While the quality of projection has been intentionally reduced, projectionists themselves have been systematically removed from the equation. Instead of one projectionist running one movie from start to finish for every showing, the process has been automated. Multiplexes put one or two people in charge of running 20 screens, usually a manager instead of a trained projectionist. This person flips a switch, and the system takes care of itself. Of course, a number of things can go wrong that require human attention -- the focus can slip, the bulb can start to fade, the sound can get bumped higher or lower -- and no one working for the theater notices or cares enough to fix them.

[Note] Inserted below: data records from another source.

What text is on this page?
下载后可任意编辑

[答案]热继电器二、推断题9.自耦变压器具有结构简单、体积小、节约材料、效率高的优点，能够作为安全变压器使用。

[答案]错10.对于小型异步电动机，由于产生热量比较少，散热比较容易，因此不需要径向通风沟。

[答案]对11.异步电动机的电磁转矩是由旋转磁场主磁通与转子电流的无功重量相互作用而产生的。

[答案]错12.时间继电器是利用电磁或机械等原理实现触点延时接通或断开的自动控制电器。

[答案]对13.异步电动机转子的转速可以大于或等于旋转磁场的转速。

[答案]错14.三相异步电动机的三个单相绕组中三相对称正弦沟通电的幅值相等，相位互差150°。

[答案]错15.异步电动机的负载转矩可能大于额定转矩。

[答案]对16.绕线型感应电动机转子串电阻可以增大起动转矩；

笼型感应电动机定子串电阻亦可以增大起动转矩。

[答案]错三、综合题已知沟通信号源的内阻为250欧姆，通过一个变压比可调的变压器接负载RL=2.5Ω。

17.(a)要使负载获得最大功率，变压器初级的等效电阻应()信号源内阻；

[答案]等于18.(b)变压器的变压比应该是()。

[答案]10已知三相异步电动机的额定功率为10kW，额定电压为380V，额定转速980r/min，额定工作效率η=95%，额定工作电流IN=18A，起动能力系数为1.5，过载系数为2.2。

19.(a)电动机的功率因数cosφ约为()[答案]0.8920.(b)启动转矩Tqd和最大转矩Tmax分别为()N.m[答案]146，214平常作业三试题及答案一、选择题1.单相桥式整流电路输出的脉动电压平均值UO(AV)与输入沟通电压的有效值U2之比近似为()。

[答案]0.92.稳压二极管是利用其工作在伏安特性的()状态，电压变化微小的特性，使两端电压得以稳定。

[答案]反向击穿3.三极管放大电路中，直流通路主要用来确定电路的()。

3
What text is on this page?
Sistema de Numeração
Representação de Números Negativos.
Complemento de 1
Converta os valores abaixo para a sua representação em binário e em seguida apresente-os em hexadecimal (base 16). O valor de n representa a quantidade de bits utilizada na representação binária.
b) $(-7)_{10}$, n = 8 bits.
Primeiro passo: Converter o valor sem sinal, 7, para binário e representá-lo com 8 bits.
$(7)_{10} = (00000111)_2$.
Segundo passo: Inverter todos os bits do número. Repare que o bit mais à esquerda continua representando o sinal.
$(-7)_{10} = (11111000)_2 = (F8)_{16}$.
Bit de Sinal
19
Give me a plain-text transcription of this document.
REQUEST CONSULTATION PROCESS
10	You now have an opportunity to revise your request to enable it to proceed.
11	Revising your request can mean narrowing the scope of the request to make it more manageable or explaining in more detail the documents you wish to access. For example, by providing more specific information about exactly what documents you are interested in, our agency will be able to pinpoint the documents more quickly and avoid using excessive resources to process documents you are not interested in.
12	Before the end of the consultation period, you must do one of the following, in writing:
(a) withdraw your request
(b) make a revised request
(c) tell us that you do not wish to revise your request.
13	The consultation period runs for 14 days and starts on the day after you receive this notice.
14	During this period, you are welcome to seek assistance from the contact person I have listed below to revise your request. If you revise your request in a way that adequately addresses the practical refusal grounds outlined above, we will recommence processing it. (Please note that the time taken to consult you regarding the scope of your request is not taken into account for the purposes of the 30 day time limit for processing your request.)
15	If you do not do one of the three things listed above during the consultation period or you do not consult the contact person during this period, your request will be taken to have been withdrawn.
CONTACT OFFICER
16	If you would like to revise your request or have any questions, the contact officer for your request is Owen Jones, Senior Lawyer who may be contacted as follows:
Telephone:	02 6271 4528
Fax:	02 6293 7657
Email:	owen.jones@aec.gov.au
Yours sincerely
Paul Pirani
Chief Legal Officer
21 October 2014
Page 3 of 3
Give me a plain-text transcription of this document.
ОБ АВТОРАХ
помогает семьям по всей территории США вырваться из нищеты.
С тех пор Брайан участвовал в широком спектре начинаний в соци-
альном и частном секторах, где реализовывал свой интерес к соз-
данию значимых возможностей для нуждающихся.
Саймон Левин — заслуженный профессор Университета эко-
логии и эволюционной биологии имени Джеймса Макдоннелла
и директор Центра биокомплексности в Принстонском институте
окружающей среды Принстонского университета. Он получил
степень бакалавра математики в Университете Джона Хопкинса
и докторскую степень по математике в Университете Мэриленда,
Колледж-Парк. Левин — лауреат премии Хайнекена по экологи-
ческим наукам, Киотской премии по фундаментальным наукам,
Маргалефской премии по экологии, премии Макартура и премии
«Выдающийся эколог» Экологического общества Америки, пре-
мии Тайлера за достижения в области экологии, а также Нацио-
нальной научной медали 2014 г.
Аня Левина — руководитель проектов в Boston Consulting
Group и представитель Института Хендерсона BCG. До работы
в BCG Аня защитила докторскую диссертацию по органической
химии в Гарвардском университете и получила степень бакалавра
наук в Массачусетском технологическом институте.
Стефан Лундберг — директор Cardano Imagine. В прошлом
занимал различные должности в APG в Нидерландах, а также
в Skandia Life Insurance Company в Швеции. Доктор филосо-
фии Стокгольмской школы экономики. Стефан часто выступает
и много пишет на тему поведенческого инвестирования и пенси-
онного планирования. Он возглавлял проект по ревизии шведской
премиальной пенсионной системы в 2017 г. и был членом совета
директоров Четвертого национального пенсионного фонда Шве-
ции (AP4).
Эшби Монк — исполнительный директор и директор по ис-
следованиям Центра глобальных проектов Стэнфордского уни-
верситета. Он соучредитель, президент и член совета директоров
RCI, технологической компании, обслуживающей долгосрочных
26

Theater operators are aware of the fact that, since no one is monitoring the projector during a typical screening, there's a great risk of the film getting stuck in the gate and becoming damaged or completely broken. To help ensure that this won't happen, chain theaters loosen the pressure plate on the projector - the component that holds the film at the proper distance between the light and the lens. If the film is not held in the right place, the focus is going to be off. This happens all the time.

All of these problems go away with digital projection. There's no physical film, so there's no wear and tear -- no scratches, no dirt specks, no snapping, no fading colors. There's no bulb that will dim over time. Plus, it's a lot cheaper for the studios. They don't have to spend tens of thousands of dollars striking film prints and then shipping them out all over the world; they simply beam a digital file around via satellite link. If you're conservation-minded, you can rest assured it's a lesser toll on the environment: less film is being manufactured, less dangerous chemicals are being used to process said film, and no planes or trucks are being used to ship physical prints to and from their destination theaters.


Sounds like digital projection is nothing but great, right? Unfortunately, I think it's exactly the wrong way to go.

Let's set aside my nostalgic notions of why film "feels" different than digital video, and focus on the practical.

For the past decade or so, movie theater attendance has been on the decline. There are too many competing distractions. The internet alone is enough to keep most people busy. Then there's the fact that TV has gone high def and added the convenience of DVRs. On top of that, you've got a dozen ways to rent or buy movies and have them delivered instantly to your home. Not to mention the fact that younger generations would rather play video games than watch movies anyway.

To keep up with competitors, movie studios continue to close the gap between the theatrical release and the home video release of their films. Some distributors are even experimenting with releasing movies to home video the same day as the theatrical opening, so theaters don't even have much claim on exclusivity anymore. The real question is, why hasn't movie theater attendance fallen off completely?


This past December, Helby and I went out and got ourselves a new TV. We'd already had an HDTV, but this one is four years newer, four years more advanced. It has a bigger screen and a far superior picture, and it cost less than our previous HDTV. Plus it's more energy efficient. We've also got a 5.1 surround sound system hooked up to our home theater. And of course, we have blu ray.

With brilliant HD video and optical surround sound, watching a movie at home rivals the theater going experience. Plus, my couch is there. If I have to wait a couple months to see the latest movie, it's usually worth it.

This is what the movie theaters are competing with these days. As the audience dwindles, digital projection is an appealing patch job that will slow their profit loss, but will end up biting them in the ass. As an audience member, if I'm looking for high definition digital video, I don't have to go all the way to a movie theater to find it - it's right there at home. It seems to me that, in order to stay competitive, theaters should be offering audiences something unique instead of giving them the exact same thing they already have in their living rooms.